The invention relates generally to a semiconductor device and a method of fabricating the same and, more particularly, to a semiconductor device in which gate patterns are formed, and a method of fabricating the same.
In general, in a flash memory semiconductor device, a gate pattern is formed by patterning a conductive layer for a floating gate, a dielectric layer, a conductive layer for a control gate, and a gate electrode.
FIG. 1 is a sectional view of a semiconductor device for forming a gate pattern of the device in the prior art.
Referring to FIG. 1, a tunnel dielectric layer 11, a conductive layer for a floating gate 12, a dielectric layer 13, a conductive layer for a control gate 14, a gate electrode layer 15, and a hard mask layer 16 are sequentially stacked over a semiconductor substrate 10. The hard mask layer 16 is patterned, and the gate electrode layer 15 is patterned by an etch process employing the patterned hard mask layer.

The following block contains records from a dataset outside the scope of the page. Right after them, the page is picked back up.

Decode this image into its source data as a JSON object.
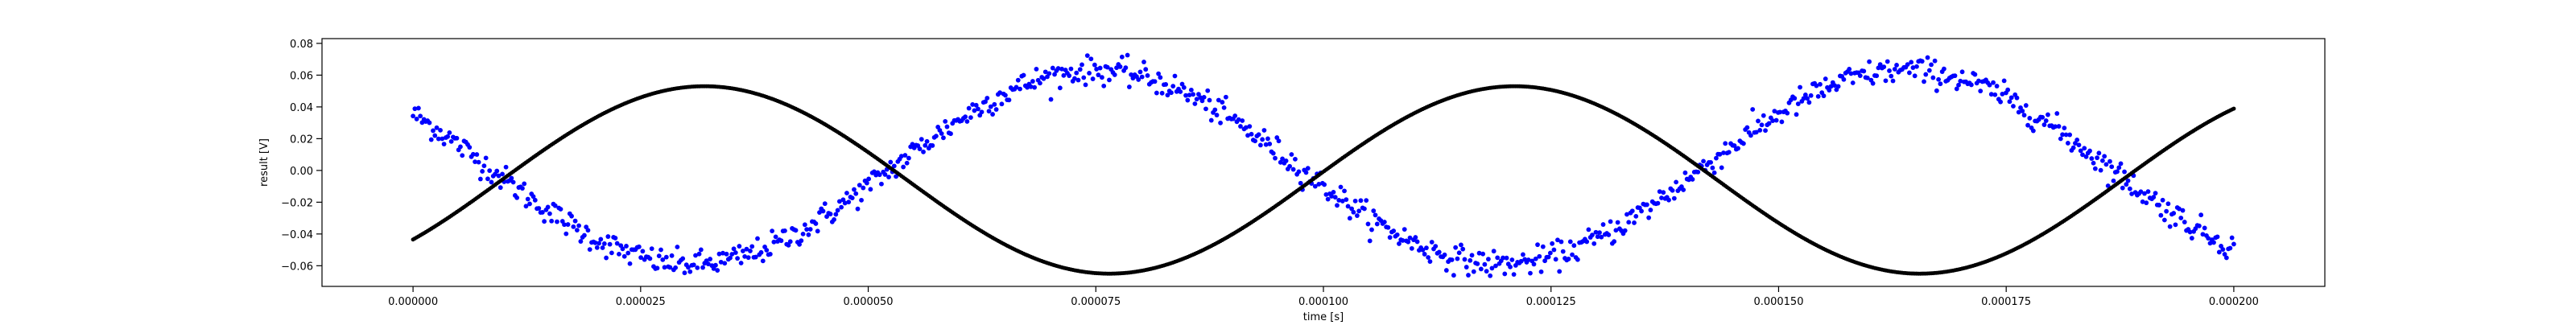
{
  "chart_data": {
    "type": "scatter",
    "title": "",
    "xlabel": "time [s]",
    "ylabel": "result [V]",
    "xlim": [
      -1e-05,
      0.00021
    ],
    "ylim": [
      -0.073,
      0.083
    ],
    "grid": false,
    "legend": "none",
    "x_ticks": [
      0,
      2.5e-05,
      5e-05,
      7.5e-05,
      0.0001,
      0.000125,
      0.00015,
      0.000175,
      0.0002
    ],
    "x_tick_labels": [
      "0.000000",
      "0.000025",
      "0.000050",
      "0.000075",
      "0.000100",
      "0.000125",
      "0.000150",
      "0.000175",
      "0.000200"
    ],
    "y_ticks": [
      -0.06,
      -0.04,
      -0.02,
      0.0,
      0.02,
      0.04,
      0.06,
      0.08
    ],
    "y_tick_labels": [
      "−0.06",
      "−0.04",
      "−0.02",
      "0.00",
      "0.02",
      "0.04",
      "0.06",
      "0.08"
    ],
    "series": [
      {
        "color": "#0000ff",
        "marker": "dot",
        "description_x_range": [
          0,
          0.0002
        ],
        "model": "noisy sinusoid",
        "amplitude": 0.061,
        "offset": 0.002,
        "period": 8.9e-05,
        "peaks_x": [
          7.5e-05,
          0.000164
        ],
        "troughs_x": [
          3.05e-05,
          0.0001195
        ],
        "start_y": 0.035,
        "end_y": -0.038,
        "n_points": 1000
      },
      {
        "color": "#000000",
        "marker": "dot",
        "description_x_range": [
          0,
          0.0002
        ],
        "model": "clean sinusoid",
        "amplitude": 0.059,
        "offset": -0.006,
        "period": 8.9e-05,
        "peaks_x": [
          3.2e-05,
          0.000121
        ],
        "troughs_x": [
          7.65e-05,
          0.0001655
        ],
        "start_y": -0.041,
        "end_y": 0.028,
        "n_points": 1000
      }
    ]
  }
}
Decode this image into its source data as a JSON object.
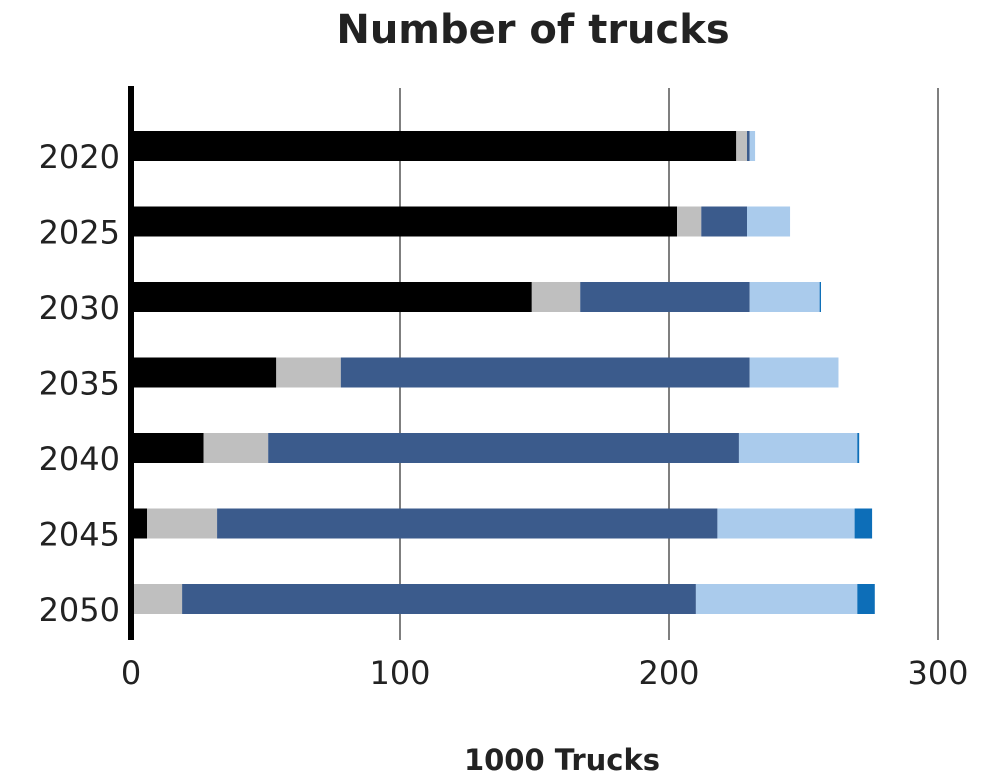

Generally, in the case in which a tungsten silicide (WSix) layer is used as a gate electrode layer in semiconductor devices of 50 nm or less, resistance (Rs) of word lines is increased due to high resistivity of the tungsten silicide (WSix) layer itself and therefore the program and read speeds are lowered. To solve the problems, the thickness of the tungsten silicide (WSix) layer should be increased. However, this method makes a patterning process of the word lines difficult and void may occur within isolation layers that electrically isolate the word lines. Accordingly, research has been done on a method of forming the gate electrode layer using a tungsten (W) layer having lower resistivity than the tungsten silicide (WSix) layer.
However, the tungsten layer is easily oxidized by a thermal process and easily corroded or oxidized and dissolved by a cleaning process in a cleaning process. Accordingly, the tungsten layer greatly limits subsequent processes.